Prenez par exemple le mégalodon, ce requin géant disparu depuis des millions d'années. Disparu? Pas pour le documentaire qui a constitué le point d'orgue de la Semaine du requin 2013: «Megalodon: the monster shark lives». Documents d'archives, un biologiste marin sur sa piste, Collin Drake, une queue de baleine apparemment arrachée par ce prédateur géant, et la pièce maîtresse: un chalutier déchiqueté alors que, vidéo à l'appui, il semblait être aux trousses du mégalodon. Une suite a été diffusée cette année.

Sauf que le chalutier n'a jamais existé. Les documents d'archives étaient des faux. Et Collin Drake, un acteur.

Discovery a fait apparaître —pendant 3 secondes!— cet avis à la toute fin, qui n'a pas amélioré sa réputation :

Aucune des institutions ou agences qui apparaissent dans ce film ne lui sont affiliées, ni n'ont approuvė son contenu. Bien que certains événements ou personnages aient été dramatisés, les observations [du mégalodon] se poursuivent à ce jour. Le mégalodon était un véritable requin. Les légendes de requins géants demeurent partout dans le monde. Il subsiste un débat sur ce qu'ils peuvent être.
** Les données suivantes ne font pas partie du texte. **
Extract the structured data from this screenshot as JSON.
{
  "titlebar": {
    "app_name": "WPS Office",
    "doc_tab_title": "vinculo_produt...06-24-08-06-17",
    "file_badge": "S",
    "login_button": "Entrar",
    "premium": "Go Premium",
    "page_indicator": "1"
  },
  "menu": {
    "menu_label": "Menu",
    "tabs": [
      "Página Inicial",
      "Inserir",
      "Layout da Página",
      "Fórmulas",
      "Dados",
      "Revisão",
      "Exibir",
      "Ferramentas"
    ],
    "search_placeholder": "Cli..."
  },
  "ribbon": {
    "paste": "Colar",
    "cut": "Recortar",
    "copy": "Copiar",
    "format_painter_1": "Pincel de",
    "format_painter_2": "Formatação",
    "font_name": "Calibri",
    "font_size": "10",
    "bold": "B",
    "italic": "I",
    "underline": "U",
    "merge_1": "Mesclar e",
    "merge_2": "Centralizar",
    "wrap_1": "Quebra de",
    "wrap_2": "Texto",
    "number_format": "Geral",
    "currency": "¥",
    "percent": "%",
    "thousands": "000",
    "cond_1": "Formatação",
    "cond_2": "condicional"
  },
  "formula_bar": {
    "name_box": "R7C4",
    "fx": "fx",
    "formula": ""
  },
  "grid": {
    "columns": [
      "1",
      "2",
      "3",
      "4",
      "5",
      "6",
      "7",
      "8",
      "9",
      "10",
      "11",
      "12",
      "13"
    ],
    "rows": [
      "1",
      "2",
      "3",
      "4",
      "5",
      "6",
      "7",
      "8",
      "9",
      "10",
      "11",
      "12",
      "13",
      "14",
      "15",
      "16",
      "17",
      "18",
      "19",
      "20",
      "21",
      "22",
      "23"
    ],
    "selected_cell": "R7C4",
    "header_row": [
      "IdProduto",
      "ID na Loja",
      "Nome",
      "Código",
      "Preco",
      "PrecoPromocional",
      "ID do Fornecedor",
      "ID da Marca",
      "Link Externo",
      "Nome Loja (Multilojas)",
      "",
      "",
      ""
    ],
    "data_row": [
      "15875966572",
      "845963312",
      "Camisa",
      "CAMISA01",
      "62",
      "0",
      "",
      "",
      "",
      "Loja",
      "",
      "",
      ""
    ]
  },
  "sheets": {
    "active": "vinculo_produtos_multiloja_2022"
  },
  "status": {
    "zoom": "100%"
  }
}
Mégalodon a attiré 4,8 millions de spectateurs, la plus haute cote d'écoute de la semaine, et de l'année, pour Discovery. Selon un sondage mené après la diffusion, 79% de ceux qui ont écouté, y ont cru.

Il y a eu encore plus dommageable pour la réputation des recherchistes de la chaîne: selon un reportage publié par Shiffman dans le magazine io9, ils ont menti à leurs sources. Un agent de conservation travaillant dans le Golfe du Mexique, Jonathan Davis, y raconte avoir accepté de collaborer avec une équipe de tournage « intéressée par les requins en Louisiane »:

J'ai demandé à quelques-uns des membres d'équipage, incluant le réalisateur, ce que serait le thème de l'émission. Je n'ai jamais eu de réponse claire... On m'a juste dit que je serais associé à un autre tournage afin de faire une émission complète sur la recherche sur les requins en Louisiane.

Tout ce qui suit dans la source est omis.